Thanks for your comments everyone... feel free to keep them coming.

Silkrooster
04-13-2008, 08:03 PM
Interesting topic and one that probably should be well thought out, especially if a lawyer could pipe in with actual facts of law.
I have heard time and again that in the 3d world a mesh is not a copy of someone elses if there is a slight difference in the design. If this is true, which I doubt, that would also mean that someone could paint or draw a copy that is not exactly like the original to be their own. This would also apply to all the music artists out there that sing or play their version of a copyrighted music peice.
Where exacly does "Fair Use" come into play? How safe is any of my work if I put it on the web for say critiqing?
Very interesting subject which I would really love to know where do we really stand in this battle.
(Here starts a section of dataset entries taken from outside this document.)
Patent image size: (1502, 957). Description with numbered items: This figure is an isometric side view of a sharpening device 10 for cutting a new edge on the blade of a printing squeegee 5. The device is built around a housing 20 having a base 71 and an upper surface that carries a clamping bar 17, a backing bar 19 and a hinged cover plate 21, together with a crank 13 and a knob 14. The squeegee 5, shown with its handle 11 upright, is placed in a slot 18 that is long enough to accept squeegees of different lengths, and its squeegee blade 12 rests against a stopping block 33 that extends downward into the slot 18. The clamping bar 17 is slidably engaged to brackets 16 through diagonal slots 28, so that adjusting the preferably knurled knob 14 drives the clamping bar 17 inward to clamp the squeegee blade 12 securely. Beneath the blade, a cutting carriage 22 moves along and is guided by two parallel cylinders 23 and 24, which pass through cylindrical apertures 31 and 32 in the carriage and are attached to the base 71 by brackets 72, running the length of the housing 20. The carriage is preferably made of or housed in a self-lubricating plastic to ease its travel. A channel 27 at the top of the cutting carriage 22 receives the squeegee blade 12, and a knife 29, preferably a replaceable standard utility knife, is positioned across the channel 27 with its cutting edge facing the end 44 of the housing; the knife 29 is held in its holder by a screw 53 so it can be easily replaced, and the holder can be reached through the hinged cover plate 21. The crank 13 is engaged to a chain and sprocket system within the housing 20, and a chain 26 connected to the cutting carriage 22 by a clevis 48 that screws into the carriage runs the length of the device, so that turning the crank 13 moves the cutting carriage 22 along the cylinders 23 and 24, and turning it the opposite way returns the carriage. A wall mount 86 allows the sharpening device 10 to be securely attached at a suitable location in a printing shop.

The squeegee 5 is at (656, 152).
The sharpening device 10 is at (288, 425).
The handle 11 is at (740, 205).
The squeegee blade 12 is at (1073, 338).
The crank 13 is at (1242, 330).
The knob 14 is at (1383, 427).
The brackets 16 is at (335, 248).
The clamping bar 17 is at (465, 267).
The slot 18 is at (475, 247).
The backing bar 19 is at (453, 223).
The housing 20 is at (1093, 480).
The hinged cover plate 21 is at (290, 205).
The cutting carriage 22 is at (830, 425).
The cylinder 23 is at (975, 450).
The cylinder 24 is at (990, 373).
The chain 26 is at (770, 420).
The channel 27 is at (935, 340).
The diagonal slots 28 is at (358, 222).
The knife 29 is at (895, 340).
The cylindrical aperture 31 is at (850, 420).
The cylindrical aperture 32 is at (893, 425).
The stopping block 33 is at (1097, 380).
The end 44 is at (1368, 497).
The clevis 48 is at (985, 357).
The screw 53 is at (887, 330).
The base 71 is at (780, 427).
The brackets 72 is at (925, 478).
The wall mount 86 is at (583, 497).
My bet is the one with the most money wins.
Silk

Maxx
04-13-2008, 08:23 PM
Silkrooster, I think you're probably absolutely right on the eventual winners of any debates on the subject. Which will typically leave the individual artists in the ... well, non-winners camp when corporations are involved. :grumpy:

As for the fair use situation, it seems to be such a gray (or at least misunderstood) area - I remember completely believing the 10% rule. You know, as long as the image you create is at least 10% different from the original, you're clean! Last I heard, that was debunked with a chuckle. If not a chortle. But it didn't quite reach guffaw levels, as I remember.

It would be great if a lawyer could pipe in and at least expound upon some of the actual legalities, if not fully explain some of the limitations of rights and issues inherent in the questions.

CoryC
04-15-2008, 04:18 PM
The answer to all of the options is No unless you had a solid claim to parody that could pass the four fair use factors. Even with it, you would probably get sued. Look up Campbell v. Acuff-Rose Music, Inc. 2LiveCrew was sued for a parody on Pretty Woman and won.

There is no 10% rule but there are no black and white rules either. A search on fair use factors can give you a better idea of how fair use is determined. Another good case to search for is Jorie Gracen vs The Bradford Exchange and MGM.